A Radiating and Rotating Metric

TL;DR

This paper derives a new non-static, axisymmetric solution to Einstein's field equations that generalizes the Kerr metric by allowing the mass parameter to vary with null-time, unifying Kerr and Vaidya solutions.

Contribution

It introduces a novel metric that extends the Kerr solution to include radiating, axisymmetric gravitational fields with a variable mass parameter.

Findings

The solution reduces to the Kerr metric when mass is constant.

It simplifies to the Vaidya metric when angular momentum is zero.

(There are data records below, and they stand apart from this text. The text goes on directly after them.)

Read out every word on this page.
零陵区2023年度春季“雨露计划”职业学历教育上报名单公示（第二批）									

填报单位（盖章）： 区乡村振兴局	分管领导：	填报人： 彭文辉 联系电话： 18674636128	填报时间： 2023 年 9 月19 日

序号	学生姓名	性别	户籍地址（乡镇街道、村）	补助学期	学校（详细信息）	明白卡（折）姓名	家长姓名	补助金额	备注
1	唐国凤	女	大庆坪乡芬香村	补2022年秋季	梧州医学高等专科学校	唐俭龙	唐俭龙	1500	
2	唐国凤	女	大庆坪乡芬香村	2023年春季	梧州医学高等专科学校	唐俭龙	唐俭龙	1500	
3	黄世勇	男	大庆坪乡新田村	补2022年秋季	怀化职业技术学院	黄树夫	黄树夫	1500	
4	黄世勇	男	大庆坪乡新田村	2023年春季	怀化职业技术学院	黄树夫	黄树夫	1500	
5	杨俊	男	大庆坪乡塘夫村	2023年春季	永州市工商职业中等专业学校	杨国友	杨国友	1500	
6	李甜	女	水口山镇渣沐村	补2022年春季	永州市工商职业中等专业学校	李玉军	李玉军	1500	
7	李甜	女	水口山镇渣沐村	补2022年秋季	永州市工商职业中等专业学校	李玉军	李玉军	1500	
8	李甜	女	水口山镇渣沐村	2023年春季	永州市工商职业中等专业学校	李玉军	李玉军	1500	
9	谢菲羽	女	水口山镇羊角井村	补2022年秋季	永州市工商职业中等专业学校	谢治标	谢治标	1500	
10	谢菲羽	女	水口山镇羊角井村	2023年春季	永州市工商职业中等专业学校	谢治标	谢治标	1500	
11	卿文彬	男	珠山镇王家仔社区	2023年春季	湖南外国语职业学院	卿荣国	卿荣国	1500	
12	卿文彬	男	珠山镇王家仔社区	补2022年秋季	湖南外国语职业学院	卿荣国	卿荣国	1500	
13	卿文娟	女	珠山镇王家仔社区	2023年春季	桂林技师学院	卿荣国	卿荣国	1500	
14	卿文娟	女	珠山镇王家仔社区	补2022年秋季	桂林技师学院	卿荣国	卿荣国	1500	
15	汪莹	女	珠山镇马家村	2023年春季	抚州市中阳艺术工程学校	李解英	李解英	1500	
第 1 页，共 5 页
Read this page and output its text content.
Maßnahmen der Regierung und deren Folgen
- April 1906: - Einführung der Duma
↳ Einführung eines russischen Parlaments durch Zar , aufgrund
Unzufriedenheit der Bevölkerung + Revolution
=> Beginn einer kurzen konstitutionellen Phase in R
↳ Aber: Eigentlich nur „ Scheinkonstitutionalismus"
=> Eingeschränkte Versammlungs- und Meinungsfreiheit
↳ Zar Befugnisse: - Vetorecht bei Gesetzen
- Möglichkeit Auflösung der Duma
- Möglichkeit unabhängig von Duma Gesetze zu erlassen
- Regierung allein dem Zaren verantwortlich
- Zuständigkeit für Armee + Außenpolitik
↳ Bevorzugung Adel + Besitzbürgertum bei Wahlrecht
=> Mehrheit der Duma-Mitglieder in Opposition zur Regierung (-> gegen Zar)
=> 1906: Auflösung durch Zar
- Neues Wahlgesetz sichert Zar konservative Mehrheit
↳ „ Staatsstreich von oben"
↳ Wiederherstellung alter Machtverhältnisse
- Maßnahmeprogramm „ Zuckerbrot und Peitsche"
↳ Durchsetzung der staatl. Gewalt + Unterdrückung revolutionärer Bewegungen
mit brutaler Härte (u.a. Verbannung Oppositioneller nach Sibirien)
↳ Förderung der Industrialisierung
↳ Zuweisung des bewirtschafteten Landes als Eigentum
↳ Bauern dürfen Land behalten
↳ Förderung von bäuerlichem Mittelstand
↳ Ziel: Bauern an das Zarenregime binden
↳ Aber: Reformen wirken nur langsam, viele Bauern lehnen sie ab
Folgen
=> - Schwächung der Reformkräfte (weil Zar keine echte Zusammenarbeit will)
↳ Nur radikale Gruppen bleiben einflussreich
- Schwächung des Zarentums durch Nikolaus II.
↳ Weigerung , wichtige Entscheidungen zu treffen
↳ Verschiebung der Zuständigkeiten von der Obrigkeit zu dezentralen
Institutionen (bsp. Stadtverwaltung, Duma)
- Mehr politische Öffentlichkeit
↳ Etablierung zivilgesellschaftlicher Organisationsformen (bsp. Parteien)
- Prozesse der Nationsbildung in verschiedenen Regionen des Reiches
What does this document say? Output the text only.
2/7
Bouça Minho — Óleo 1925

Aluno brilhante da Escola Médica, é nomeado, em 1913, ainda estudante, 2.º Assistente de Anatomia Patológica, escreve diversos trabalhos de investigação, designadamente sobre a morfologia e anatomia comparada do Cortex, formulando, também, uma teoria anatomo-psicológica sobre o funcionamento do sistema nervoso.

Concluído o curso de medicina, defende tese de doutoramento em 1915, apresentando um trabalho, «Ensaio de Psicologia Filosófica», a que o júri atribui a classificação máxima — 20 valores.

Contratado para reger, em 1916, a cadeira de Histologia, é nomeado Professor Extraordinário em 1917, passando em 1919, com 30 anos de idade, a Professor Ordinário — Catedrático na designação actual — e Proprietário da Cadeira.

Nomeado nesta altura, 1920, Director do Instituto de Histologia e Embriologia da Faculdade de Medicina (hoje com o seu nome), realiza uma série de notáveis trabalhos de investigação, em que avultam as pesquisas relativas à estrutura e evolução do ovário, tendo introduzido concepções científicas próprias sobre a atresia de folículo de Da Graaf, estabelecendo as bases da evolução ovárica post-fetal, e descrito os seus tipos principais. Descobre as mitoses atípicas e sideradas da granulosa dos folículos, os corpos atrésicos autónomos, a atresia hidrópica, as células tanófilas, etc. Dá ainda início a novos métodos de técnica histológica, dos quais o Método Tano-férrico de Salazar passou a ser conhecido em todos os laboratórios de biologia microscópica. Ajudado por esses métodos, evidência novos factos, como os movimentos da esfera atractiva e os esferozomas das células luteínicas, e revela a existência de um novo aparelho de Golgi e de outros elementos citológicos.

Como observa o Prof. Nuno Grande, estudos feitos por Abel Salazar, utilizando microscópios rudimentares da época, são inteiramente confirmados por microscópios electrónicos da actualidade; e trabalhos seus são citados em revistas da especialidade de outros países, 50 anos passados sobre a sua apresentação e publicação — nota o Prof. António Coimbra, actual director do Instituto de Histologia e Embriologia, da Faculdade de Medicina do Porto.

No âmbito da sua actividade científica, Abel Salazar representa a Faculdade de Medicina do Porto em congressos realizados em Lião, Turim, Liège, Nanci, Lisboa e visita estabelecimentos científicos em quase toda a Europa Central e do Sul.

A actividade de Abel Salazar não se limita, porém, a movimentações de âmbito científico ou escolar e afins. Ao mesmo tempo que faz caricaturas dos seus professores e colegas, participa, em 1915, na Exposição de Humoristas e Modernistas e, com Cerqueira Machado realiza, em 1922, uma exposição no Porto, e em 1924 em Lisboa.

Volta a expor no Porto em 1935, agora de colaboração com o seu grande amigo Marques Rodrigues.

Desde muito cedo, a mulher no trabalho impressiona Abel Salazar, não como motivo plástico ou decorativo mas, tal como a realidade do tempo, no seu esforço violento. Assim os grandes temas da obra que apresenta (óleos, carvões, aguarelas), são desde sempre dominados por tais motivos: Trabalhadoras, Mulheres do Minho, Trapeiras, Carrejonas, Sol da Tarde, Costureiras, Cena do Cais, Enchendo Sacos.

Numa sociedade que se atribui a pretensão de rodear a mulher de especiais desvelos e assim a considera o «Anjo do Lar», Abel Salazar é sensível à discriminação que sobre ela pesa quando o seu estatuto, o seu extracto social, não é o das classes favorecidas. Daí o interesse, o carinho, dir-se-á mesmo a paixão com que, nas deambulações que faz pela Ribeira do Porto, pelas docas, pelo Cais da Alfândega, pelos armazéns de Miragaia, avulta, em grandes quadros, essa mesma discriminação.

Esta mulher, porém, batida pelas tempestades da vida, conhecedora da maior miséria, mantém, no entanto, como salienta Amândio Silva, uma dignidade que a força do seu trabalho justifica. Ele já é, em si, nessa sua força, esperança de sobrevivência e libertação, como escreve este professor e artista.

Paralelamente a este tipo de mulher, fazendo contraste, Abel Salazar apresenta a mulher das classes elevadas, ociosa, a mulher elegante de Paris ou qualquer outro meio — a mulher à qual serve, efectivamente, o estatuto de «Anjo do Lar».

The metric describes a radiating, rotating gravitational field.

Abstract

A non-static solution of Einstein's field equations of General Relativity representing the gravitational field of an axisymmetric radiation flow is obtained using the Eddington or the Kerr-Schild form for the metric. A solution obtained here manifestly corresponds to the Kerr metric with its mass-parameter, $m$, being an arbitrary function of the advanced (retarded) null-time coordinate. Then, when $m$ is constant, the solution reduces to the standard Kerr metric expressed in terms of the used null coordinate. Further, when the angular momentum parameter, $a$, a constant here, is set to zero, the solution reduces to the Vaidya metric expressed in terms of the used null-coordinate.